To get a CV suitably slick I suggest spending at least 30 hours on it.
People don’t believe that it takes that long. But why not?
We’re cramming our whole professional and educational career into around 800 words – the same length as this article. When we start pulling it apart and constructing a descriptive and engaging picture of a person’s professional prowess, then people start believing me. It’s a craft. An art. One worth learning, to keep it updated.
The 2 main audiences for our CVs are: 1. Employers and 2. Recruitment consultants.
With the market being more competitive, it’s never been more important to present a polished version of ourselves. To hear first-hand how we could do better, I asked two trusted recruitment consultants for the most common CV mistakes.
Lilian Bishop leads UK-based Armstrong Bishop, which recruits lawyers for companies in the UK and on mainland Europe. Kraig Lenehan recruits IT professionals in Toronto for Robert Half. This is what they say about oversights in CV-writing:
1. Un-tailored CVs
When people say we should tailor our CV to each job description, they mean it. We can’t fit our whole career into 2 pages but we can pick out the prominent parts that are relevant for each role. If the CV mismatches the criteria, it goes in one direction.. the bin.
Employers want to see a “fit” and the CV is a communication channel where their language is the language to use. Adopting the company’s language and fitting to the advertised position is an easy win not to be overlooked.
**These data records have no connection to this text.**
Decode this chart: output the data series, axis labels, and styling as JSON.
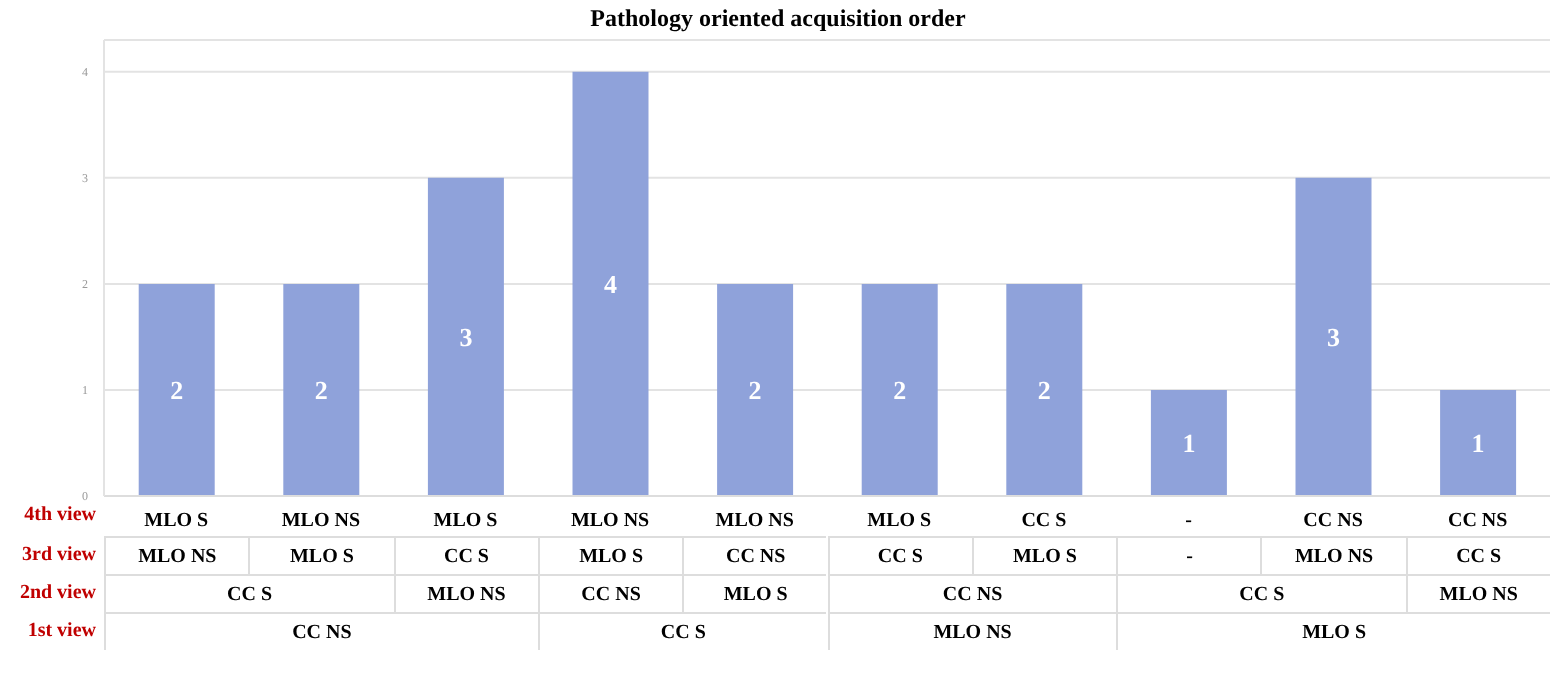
{
  "chart_data": {
    "type": "bar",
    "title": "Pathology oriented acquisition order",
    "categories": [
      "MLO S",
      "MLO NS",
      "MLO S",
      "MLO NS",
      "MLO NS",
      "MLO S",
      "CC S",
      "-",
      "CC NS",
      "CC NS"
    ],
    "values": [
      2,
      2,
      3,
      4,
      2,
      2,
      2,
      1,
      3,
      1
    ],
    "color": "#8fa2da",
    "ylim": [
      0,
      4.3
    ],
    "yticks": [
      0,
      1,
      2,
      3,
      4
    ],
    "grid": "y",
    "data_labels": true,
    "annotations": [
      "4th view",
      "3rd view",
      "MLO NS",
      "MLO S",
      "CC S",
      "MLO S",
      "CC NS",
      "CC S",
      "MLO S",
      "-",
      "MLO NS",
      "CC S",
      "2nd view",
      "CC S",
      "MLO NS",
      "CC NS",
      "MLO S",
      "CC NS",
      "CC S",
      "MLO NS",
      "1st view",
      "CC NS",
      "CC S",
      "MLO NS",
      "MLO S"
    ]
  }
}
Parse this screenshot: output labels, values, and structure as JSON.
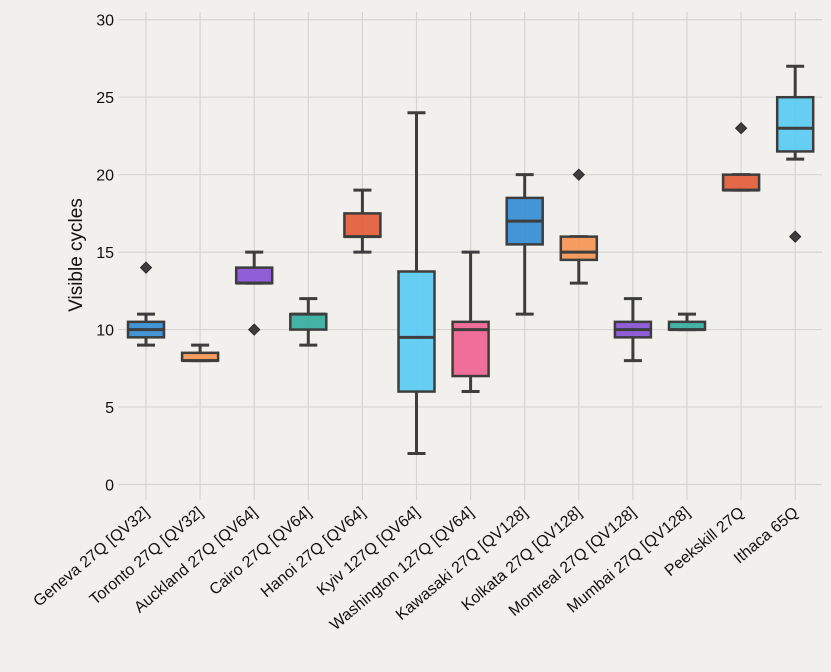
{
  "chart_data": {
    "type": "box",
    "title": "",
    "xlabel": "",
    "ylabel": "Visible cycles",
    "ylim": [
      -1,
      30.5
    ],
    "yticks": [
      0,
      5,
      10,
      15,
      20,
      25,
      30
    ],
    "grid": true,
    "categories": [
      "Geneva 27Q [QV32]",
      "Toronto 27Q [QV32]",
      "Auckland 27Q [QV64]",
      "Cairo 27Q [QV64]",
      "Hanoi 27Q [QV64]",
      "Kyiv 127Q [QV64]",
      "Washington 127Q [QV64]",
      "Kawasaki 27Q [QV128]",
      "Kolkata 27Q [QV128]",
      "Montreal 27Q [QV128]",
      "Mumbai 27Q [QV128]",
      "Peekskill 27Q",
      "Ithaca 65Q"
    ],
    "boxes": [
      {
        "whislo": 9,
        "q1": 9.5,
        "med": 10,
        "q3": 10.5,
        "whishi": 11,
        "fliers": [
          14
        ],
        "color": "#3a8fd4"
      },
      {
        "whislo": 8,
        "q1": 8,
        "med": 8,
        "q3": 8.5,
        "whishi": 9,
        "fliers": [],
        "color": "#f4975a"
      },
      {
        "whislo": 13,
        "q1": 13,
        "med": 13,
        "q3": 14,
        "whishi": 15,
        "fliers": [
          10
        ],
        "color": "#8a55d6"
      },
      {
        "whislo": 9,
        "q1": 10,
        "med": 11,
        "q3": 11,
        "whishi": 12,
        "fliers": [],
        "color": "#3aaea0"
      },
      {
        "whislo": 15,
        "q1": 16,
        "med": 16,
        "q3": 17.5,
        "whishi": 19,
        "fliers": [],
        "color": "#e2613f"
      },
      {
        "whislo": 2,
        "q1": 6,
        "med": 9.5,
        "q3": 13.75,
        "whishi": 24,
        "fliers": [],
        "color": "#5ecbf3"
      },
      {
        "whislo": 6,
        "q1": 7,
        "med": 10,
        "q3": 10.5,
        "whishi": 15,
        "fliers": [],
        "color": "#ef6696"
      },
      {
        "whislo": 11,
        "q1": 15.5,
        "med": 17,
        "q3": 18.5,
        "whishi": 20,
        "fliers": [],
        "color": "#3a8fd4"
      },
      {
        "whislo": 13,
        "q1": 14.5,
        "med": 15,
        "q3": 16,
        "whishi": 16,
        "fliers": [
          20
        ],
        "color": "#f4975a"
      },
      {
        "whislo": 8,
        "q1": 9.5,
        "med": 10,
        "q3": 10.5,
        "whishi": 12,
        "fliers": [],
        "color": "#8a55d6"
      },
      {
        "whislo": 10,
        "q1": 10,
        "med": 10,
        "q3": 10.5,
        "whishi": 11,
        "fliers": [],
        "color": "#3aaea0"
      },
      {
        "whislo": 19,
        "q1": 19,
        "med": 19,
        "q3": 20,
        "whishi": 20,
        "fliers": [
          23
        ],
        "color": "#e2613f"
      },
      {
        "whislo": 21,
        "q1": 21.5,
        "med": 23,
        "q3": 25,
        "whishi": 27,
        "fliers": [
          16
        ],
        "color": "#5ecbf3"
      }
    ]
  }
}
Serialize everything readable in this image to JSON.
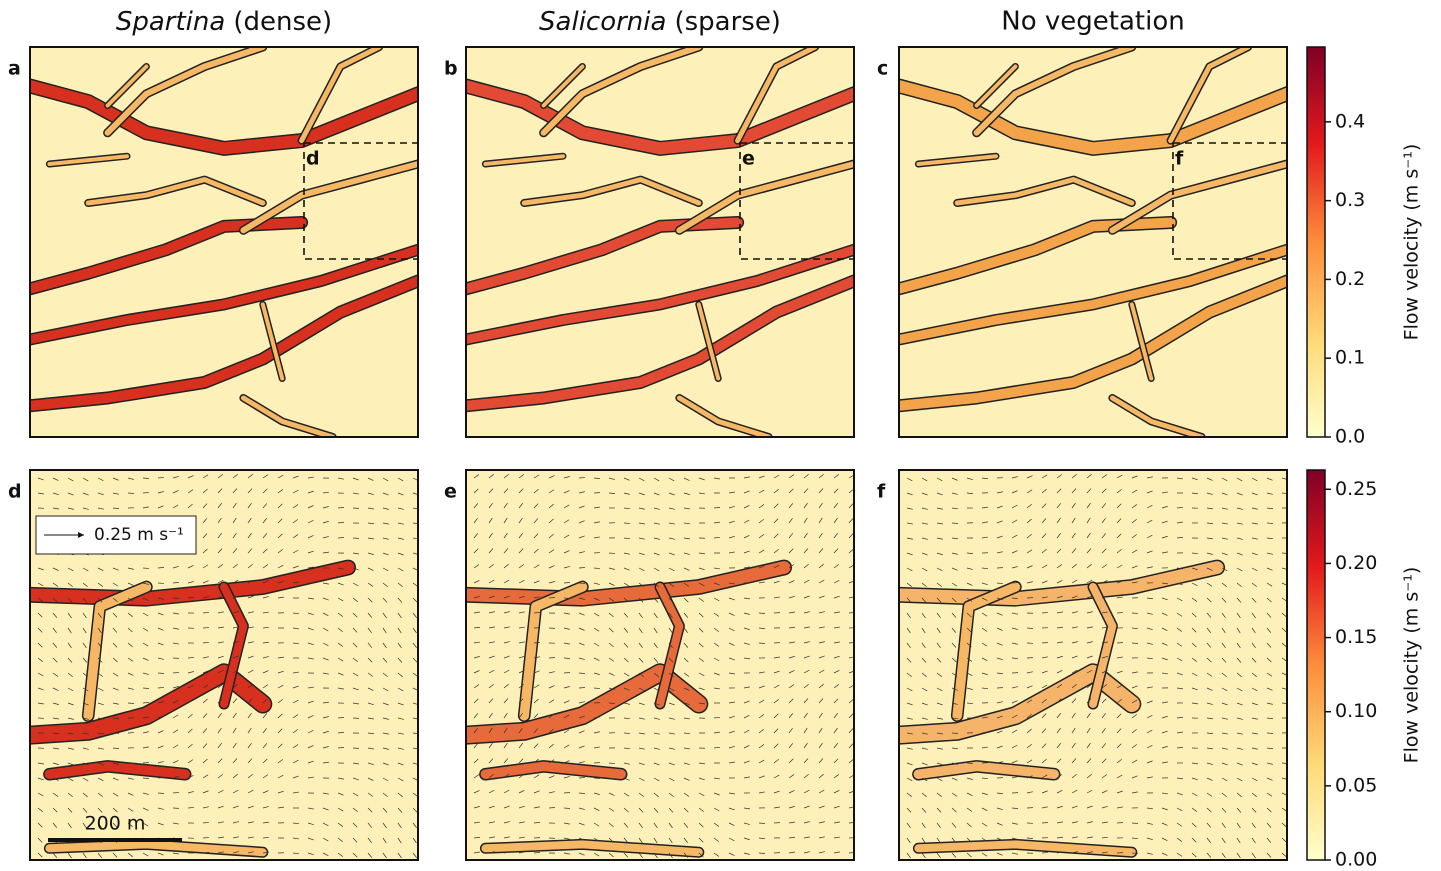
{
  "chart_data": [
    {
      "type": "heatmap",
      "column_titles": [
        {
          "italic": "Spartina",
          "text": "(dense)"
        },
        {
          "italic": "Salicornia",
          "text": "(sparse)"
        },
        {
          "text": "No vegetation"
        }
      ],
      "panels": [
        "a",
        "b",
        "c"
      ],
      "inset_labels": [
        "d",
        "e",
        "f"
      ],
      "colorbar": {
        "label": "Flow velocity (m s⁻¹)",
        "lim": [
          0,
          0.495
        ],
        "ticks": [
          {
            "value": 0,
            "label": "0.0"
          },
          0.1,
          0.2,
          0.3,
          0.4
        ]
      }
    },
    {
      "type": "heatmap",
      "panels": [
        "d",
        "e",
        "f"
      ],
      "arrow_key": "0.25 m s⁻¹",
      "scale_bar": "200 m",
      "colorbar": {
        "label": "Flow velocity (m s⁻¹)",
        "lim": [
          0,
          0.263
        ],
        "ticks": [
          {
            "value": 0,
            "label": "0.00"
          },
          {
            "value": 0.05,
            "label": "0.05"
          },
          {
            "value": 0.1,
            "label": "0.10"
          },
          {
            "value": 0.15,
            "label": "0.15"
          },
          {
            "value": 0.2,
            "label": "0.20"
          },
          0.25
        ]
      }
    }
  ]
}
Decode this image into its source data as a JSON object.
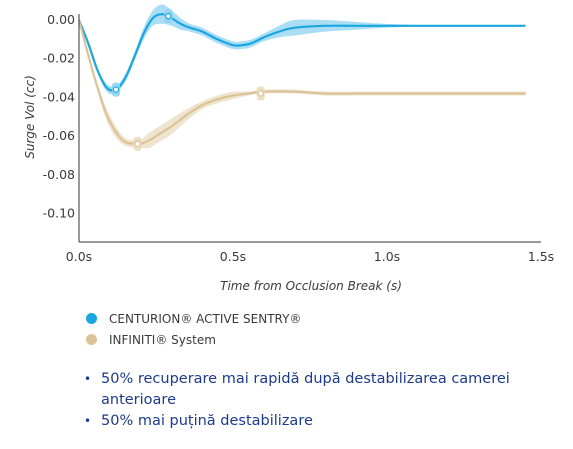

2. Too long – 2 pages is plenty
Detail is important but, for many, more than 2 sides of A4 is a fuss. Who has the time to read it all? A CV is less than a 2 minute speed read! A first glance with an experienced eye takes only 40 seconds!
More than 2 pages might suggest that:
We can’t identify pertinent points;
We can’t separate the skills and experience from titchy tasks; and
We can’t be bothered to be precise and succinct.
We might anticipate that the human behind a verbose CV is someone who talks more than listens and doesn’t consider the context for their audience. Ouch! So if you run into 3 pages, be sure that they’re required.
3. Putting education ahead of work experience
Unless we’re still in education, then our work experience should be early on in CVs, with education and qualifications later.
After first and last name at the top, contact details closely below, a brief profile or snapshot follows and then work experience comes next. Even those with minimal experience may have part-time jobs or voluntary roles –indicating skills and qualities.
4. Not putting most recent role first under employment
The rule is “most recent first”. There’s no point in our favourite role being top, or bunching roles into “worked within sector” or “job type” groups. Reverse chronology is vital.
Text needs to be easily digestible, with easy-to-spot keywords and indicators. Sentences that take 2 whole lines are too much. Think “snappy”!
Formatting is key and a few bulleted highlights are helpful. Droning on in detail is a danger. It’s not an autobiography but a table of events telling a story.
5. Job content VS candidate capabilities
“It’s not about what the employer activities are but an accurate description of their job and the key achievements during their time there.” says Kraig.
A CV is a document about an individual, a person with a career. Thanks to Google it’s never been easier to look up a company. The job title followed by the name of the company and town/city/country is plenty. Full postal addresses and website links make for laborious reading. It fills up a page like unappetising food thrown together on an over-packed plate.
6. Spelling mistakes
One minor typo may be overlooked, but more basic language or spelling mistakes are simply shoddy. Recruiters consider whether they’d employ us. If not, then they won’t risk us showing them up in front of their client.
Even when people consider their CV a work of art, spending evenings and weekends perfecting it, we still find minor mistakes. Why draw attention to the wrong detail?
There’s an interview place. We get one shot at it – our CV – so we should care whether it’s a slick read or sluggish. Recruiters work for clients, not applicants. Why wind up one of them when they’re a route to a new role?
P.S. Waiting until we face redundancy or feel an impatience to move on is unwise. At the brink of a huge change we’re less likely to be calm and confident. By updating our CVs every few months we can add proud or notable moments, when they happen, to capture the rich context. It’s worth being ready for when we don’t feel so upbeat.